In order to solve this inequality, we must rewrite it in exponential form. We know that:
log0,5(a) = b is equivalent to a = (0,5)^b
Therefore, the inequality becomes:
x^2 - 5x > (0,5)^(2x-3)
Now we can use the property of logarithms which states that if loga(b) > loga(c), then b > c. Applying this property to our inequality, we get:
x^2 - 5x > 2x - 3
Rearranging the terms, we get:
x^2 - 7x + 3 > 0
Now we need to solve this quadratic inequality. The solutions are x < 0,33 or x > 6. Therefore, the solution to the original inequality is x < 0,33 or x > 6.

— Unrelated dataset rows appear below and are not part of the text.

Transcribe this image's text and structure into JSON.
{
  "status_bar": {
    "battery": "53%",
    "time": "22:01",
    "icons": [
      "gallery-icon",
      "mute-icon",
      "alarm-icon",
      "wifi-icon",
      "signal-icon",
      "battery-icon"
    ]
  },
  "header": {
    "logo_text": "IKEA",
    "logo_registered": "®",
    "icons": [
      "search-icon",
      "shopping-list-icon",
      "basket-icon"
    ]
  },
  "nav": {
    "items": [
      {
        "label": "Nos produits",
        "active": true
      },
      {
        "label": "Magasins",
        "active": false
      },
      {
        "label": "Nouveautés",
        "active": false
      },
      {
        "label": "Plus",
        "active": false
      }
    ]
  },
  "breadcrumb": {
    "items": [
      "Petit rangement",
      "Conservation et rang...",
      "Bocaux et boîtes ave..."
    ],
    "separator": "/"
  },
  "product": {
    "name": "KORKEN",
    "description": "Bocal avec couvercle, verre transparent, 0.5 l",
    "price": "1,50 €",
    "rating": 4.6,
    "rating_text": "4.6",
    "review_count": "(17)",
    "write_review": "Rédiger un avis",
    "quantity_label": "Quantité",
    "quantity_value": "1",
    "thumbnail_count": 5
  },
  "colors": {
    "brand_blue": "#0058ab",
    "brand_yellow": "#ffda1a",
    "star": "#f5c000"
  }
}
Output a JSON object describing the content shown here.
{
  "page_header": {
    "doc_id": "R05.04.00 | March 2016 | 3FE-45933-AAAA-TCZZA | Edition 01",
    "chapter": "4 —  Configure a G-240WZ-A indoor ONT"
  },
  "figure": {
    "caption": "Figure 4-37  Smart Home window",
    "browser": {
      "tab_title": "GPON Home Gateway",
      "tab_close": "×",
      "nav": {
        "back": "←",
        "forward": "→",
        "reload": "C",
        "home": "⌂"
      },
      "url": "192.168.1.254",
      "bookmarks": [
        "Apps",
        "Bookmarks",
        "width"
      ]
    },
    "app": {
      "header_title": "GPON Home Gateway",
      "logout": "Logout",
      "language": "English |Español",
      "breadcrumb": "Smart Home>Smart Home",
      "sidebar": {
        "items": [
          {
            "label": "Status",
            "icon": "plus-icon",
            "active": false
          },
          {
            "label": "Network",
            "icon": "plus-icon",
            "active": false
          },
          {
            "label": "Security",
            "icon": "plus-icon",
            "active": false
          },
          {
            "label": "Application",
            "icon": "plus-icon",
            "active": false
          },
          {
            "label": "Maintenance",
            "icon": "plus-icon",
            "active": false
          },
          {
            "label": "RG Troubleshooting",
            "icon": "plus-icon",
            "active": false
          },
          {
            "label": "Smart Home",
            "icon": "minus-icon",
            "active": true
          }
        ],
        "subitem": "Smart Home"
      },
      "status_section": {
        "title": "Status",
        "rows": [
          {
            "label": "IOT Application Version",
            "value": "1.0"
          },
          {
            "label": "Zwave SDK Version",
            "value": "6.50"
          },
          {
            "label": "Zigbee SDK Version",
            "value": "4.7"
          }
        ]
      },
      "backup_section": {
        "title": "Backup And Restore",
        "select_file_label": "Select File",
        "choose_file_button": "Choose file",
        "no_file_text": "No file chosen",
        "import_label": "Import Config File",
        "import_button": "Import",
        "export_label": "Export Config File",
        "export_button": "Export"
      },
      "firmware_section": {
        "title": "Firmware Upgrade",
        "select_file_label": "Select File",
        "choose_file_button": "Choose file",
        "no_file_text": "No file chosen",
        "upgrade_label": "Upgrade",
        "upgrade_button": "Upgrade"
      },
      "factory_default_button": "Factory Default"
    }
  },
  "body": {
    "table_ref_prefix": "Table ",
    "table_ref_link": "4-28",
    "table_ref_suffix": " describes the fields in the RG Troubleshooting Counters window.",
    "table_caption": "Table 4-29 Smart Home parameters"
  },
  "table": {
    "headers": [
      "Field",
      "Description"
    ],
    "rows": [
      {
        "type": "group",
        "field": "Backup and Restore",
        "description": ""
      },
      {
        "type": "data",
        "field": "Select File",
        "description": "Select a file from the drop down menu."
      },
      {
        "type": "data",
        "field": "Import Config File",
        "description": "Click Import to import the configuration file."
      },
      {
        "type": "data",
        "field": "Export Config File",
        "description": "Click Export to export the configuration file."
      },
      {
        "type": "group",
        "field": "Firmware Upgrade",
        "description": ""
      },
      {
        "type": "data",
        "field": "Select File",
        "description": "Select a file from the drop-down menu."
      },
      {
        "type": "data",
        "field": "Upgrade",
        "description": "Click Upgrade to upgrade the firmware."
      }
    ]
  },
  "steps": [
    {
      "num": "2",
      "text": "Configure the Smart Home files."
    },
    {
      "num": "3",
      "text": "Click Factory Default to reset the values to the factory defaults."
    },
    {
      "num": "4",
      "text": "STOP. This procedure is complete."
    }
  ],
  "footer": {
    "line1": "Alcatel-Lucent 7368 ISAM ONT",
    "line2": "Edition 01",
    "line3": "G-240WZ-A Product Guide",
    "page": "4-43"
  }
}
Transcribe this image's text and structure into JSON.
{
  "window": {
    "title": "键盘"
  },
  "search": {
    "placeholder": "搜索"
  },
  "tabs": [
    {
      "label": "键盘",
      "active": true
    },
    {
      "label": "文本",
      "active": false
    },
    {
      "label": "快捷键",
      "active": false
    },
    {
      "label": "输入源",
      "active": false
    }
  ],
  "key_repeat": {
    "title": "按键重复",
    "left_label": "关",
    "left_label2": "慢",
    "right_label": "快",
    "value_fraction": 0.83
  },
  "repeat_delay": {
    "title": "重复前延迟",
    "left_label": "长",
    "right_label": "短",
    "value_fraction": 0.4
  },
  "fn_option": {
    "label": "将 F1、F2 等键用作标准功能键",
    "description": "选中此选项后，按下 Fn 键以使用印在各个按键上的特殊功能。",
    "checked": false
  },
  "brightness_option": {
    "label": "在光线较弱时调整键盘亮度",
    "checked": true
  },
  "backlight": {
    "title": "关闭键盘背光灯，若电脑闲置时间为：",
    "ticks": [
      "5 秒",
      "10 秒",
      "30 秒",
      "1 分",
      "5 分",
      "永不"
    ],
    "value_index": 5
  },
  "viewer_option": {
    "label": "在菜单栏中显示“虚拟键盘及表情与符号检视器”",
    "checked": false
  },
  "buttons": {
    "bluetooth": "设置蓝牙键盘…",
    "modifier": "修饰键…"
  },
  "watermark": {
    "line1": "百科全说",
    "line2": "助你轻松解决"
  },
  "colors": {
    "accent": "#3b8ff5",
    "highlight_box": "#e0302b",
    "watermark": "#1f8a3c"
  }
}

In order to solve this inequality, we must rewrite it in exponential form. We know that:
log0,5(a) = b is equivalent to a = (0,5)^b
Therefore, the inequality becomes:
x^2 - 5x > (0,5)^(2x-3)
Now we can use the property of logarithms which states that if loga(b) > loga(c), then b > c. Applying this property to our inequality, we get:
x^2 - 5x > 2x - 3
Rearranging the terms, we get:
x^2 - 7x + 3 > 0
Now we need to solve this quadratic inequality. The solutions are x < 0,33 or x > 6. Therefore, the solution to the original inequality is x < 0,33 or x > 6.